Dans ce roman incontournable, qui sera adapté en série à la télévision, "Jean d'O" retrace la vie d'une famille aristocratique et en dresse un portait sincère pour mettre en avant l'évolution des mentalités et des valeurs aux XXème siècle. L'écrivain y évoque ses thèmes de prédilection: la famille, les traditions, la foi en la littérature, l'Histoire, le temps, Dieu, la quête de vérité...

La vie, le bonheur, Dieu: ses thèmes de prédilection

Très prolifique tout au long de sa carrière, Jean d'Ormesson n'aura eu de cesse de s'interroger dans ses romans, souvent avec un regard émerveillé, sur l'origine de l'univers, le hasard, le temps et Dieu. Même quand les problèmes de santé le rattrapaient. Un cancer de la vessie lui a valu en 2013, huit mois de souffrances et de séjours à l'hôpital.
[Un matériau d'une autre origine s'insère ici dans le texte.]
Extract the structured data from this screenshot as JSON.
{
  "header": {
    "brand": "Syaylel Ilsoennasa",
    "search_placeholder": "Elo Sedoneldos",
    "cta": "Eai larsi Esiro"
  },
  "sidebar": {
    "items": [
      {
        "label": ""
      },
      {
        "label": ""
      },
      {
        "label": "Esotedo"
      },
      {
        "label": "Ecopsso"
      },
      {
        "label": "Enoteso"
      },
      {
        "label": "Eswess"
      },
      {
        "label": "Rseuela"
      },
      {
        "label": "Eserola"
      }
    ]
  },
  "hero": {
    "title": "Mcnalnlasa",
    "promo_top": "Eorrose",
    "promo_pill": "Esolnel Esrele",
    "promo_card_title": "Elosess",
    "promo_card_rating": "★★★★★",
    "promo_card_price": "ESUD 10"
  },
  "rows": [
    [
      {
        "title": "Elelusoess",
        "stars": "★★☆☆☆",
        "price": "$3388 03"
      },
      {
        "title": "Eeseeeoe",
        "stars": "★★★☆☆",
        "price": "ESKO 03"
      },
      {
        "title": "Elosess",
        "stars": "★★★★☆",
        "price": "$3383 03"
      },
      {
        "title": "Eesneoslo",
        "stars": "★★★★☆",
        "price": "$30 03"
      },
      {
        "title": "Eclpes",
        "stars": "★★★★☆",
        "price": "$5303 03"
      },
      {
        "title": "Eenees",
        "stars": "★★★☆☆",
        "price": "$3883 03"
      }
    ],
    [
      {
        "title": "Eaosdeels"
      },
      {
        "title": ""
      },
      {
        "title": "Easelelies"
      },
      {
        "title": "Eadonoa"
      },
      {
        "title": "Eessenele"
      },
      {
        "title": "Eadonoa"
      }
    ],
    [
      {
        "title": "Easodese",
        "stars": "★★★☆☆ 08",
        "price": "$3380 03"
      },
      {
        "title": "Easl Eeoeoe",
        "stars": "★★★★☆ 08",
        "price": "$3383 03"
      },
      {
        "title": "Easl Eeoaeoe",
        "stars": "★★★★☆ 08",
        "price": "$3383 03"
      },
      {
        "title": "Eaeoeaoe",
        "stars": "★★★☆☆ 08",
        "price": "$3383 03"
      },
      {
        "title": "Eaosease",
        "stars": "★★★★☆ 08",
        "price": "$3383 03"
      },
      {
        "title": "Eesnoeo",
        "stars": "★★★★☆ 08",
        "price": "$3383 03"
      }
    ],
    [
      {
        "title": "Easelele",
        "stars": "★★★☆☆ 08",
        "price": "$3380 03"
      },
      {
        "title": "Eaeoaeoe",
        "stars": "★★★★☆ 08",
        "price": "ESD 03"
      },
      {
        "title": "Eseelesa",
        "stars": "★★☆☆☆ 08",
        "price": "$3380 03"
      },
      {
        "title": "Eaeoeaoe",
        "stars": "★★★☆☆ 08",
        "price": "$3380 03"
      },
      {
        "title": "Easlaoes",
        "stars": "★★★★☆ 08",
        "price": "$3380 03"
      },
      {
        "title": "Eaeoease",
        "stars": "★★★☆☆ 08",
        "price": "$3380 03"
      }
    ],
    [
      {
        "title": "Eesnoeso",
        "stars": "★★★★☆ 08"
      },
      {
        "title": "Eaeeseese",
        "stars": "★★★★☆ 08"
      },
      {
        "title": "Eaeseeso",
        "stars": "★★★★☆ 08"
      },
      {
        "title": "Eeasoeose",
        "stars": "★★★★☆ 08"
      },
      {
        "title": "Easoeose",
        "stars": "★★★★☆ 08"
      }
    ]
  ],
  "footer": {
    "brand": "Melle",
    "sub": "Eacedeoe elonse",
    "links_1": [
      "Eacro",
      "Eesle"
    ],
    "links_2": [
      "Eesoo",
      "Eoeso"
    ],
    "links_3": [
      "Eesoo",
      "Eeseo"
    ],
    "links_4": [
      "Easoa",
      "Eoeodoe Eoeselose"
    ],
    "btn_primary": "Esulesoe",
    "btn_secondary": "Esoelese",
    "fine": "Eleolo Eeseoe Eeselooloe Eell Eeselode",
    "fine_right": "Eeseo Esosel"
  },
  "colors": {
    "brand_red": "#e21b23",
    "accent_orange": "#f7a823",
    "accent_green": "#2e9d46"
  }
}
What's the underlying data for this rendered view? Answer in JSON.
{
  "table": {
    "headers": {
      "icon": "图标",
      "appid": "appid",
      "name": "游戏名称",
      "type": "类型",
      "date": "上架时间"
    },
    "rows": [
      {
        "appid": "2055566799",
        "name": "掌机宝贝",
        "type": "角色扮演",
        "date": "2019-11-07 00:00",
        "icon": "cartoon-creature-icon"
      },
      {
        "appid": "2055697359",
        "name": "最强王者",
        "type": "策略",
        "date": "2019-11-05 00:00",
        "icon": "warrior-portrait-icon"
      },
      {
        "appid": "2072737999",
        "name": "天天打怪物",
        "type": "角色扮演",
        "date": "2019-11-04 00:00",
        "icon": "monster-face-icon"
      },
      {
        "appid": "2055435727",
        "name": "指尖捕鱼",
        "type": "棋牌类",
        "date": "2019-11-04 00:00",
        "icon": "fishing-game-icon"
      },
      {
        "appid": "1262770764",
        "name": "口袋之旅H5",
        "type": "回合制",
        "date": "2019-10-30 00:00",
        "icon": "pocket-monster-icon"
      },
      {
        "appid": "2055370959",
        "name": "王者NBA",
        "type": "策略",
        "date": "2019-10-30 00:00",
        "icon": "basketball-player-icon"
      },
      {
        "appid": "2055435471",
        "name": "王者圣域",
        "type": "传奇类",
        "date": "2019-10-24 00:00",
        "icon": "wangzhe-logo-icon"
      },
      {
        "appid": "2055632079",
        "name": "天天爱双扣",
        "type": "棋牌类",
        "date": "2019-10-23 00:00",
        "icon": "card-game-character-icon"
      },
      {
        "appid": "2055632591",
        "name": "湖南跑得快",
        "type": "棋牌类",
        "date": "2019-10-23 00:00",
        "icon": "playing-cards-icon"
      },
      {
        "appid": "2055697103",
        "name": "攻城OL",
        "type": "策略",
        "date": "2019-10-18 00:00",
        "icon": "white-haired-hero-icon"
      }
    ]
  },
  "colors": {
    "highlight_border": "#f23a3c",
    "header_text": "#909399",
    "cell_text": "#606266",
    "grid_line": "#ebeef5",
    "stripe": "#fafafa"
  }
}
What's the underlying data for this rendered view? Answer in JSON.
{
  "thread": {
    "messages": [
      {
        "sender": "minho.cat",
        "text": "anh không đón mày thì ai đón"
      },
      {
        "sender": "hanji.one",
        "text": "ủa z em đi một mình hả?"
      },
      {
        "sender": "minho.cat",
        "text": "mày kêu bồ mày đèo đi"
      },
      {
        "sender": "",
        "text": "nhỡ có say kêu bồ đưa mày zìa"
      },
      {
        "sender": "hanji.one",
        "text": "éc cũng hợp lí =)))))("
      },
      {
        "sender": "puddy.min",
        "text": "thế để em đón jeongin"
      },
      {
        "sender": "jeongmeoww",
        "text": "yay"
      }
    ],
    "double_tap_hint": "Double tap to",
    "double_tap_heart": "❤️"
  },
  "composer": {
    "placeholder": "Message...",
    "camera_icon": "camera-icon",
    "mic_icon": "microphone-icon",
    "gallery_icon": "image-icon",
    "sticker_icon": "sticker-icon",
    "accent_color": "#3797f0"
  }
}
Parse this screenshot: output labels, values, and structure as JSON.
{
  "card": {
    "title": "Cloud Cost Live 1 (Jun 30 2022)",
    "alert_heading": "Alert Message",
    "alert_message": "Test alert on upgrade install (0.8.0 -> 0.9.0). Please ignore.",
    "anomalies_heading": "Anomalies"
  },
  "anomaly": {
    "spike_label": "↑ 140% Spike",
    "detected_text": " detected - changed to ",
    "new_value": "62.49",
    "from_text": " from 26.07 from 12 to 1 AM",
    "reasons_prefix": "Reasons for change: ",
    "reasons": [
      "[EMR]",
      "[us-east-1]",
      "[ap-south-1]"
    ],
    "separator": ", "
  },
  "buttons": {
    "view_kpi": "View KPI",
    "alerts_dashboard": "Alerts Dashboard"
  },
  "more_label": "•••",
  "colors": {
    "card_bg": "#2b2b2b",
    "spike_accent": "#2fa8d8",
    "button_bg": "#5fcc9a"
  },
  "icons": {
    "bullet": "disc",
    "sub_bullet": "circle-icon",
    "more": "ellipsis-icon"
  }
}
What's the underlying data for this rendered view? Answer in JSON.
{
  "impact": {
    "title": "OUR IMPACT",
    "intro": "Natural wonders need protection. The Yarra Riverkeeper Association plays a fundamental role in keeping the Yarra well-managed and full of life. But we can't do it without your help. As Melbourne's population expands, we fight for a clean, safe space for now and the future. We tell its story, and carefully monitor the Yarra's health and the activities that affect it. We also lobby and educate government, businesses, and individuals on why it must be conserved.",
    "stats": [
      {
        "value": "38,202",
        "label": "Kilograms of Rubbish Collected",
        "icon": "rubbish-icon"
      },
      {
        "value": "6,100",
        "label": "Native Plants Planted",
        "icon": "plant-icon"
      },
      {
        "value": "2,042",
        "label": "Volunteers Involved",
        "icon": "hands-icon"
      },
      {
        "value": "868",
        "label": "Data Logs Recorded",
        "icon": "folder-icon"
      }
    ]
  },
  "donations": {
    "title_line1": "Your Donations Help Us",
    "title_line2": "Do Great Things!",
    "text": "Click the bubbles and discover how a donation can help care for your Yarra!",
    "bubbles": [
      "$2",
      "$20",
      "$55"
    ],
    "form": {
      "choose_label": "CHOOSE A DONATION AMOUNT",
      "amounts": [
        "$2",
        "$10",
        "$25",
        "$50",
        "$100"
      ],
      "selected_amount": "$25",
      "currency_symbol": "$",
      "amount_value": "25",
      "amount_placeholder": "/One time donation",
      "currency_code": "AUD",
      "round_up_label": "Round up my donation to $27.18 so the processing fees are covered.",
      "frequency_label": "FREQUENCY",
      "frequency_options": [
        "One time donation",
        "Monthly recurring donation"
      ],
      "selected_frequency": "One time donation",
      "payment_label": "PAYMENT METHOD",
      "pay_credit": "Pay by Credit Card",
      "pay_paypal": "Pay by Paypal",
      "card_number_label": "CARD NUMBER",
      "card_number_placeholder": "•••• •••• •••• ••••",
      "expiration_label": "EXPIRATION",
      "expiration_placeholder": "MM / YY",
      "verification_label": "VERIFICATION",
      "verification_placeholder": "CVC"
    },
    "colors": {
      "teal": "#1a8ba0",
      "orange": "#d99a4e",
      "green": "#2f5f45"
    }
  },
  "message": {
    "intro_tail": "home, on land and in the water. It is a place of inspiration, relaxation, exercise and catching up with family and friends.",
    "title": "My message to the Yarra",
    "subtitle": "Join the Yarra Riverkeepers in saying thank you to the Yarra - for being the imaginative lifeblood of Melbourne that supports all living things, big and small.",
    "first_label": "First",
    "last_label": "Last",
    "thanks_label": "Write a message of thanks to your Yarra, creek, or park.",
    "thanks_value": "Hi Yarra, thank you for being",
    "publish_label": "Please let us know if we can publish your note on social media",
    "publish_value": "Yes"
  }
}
Epuisé, il a pourtant écrit après cet épisode douloureux un roman, Comme un chant d'espérance, publié en 2014 aux Editions Héloïse d'Ormesson, dirigées par sa fille. L'occasion pour lui de se questionner une nouvelle fois sur ces thèmes préférés, comme il l'avait déjà fait dans le remarquable C'est une chose étrange à la fin que le monde, paru aux éditions Robert Laffont en 2010 et dont le titre provient d'un célèbre poème d'Aragon. Il s'interrogeait à alors sur le monde, son origine et le sens de la vie.

"Dès que j'écris quelque chose, c'est du d'Ormesson"

A ceux qui lui reprochaient parfois d'écrire à chaque fois "le même livre", Jean d'Ormesson répliquait avec sa verve habituelle dans Le Point: "Heureusement! Mauriac disait: 'C'est une malédiction. Dès que j'écris quelque chose, c'est du Mauriac !' Eh bien, dès que j'écris quelque chose, c'est du d'Ormesson. Ça vaut ce que ça vaut, mais déjà on le reconnaît."

Celui qui avouait un peu honteux avoir voulu écrire la première fois pour "plaire à une fille" laisse derrière lui une oeuvre d'une extrême richesse. Attendu en février 2018, son dernier roman publié à titre posthume s'intitulera Et moi, je vis toujours. Immortel, jusqu'au bout, pour ce brillant intellectuel qui en 2003, dans C'était bien, écrivait alors: "Ce qui était bien, c'était la vie. Pas la mienne, bien sûr. La vie tout court. J'ai beaucoup aimé ce bref passage dans notre monde."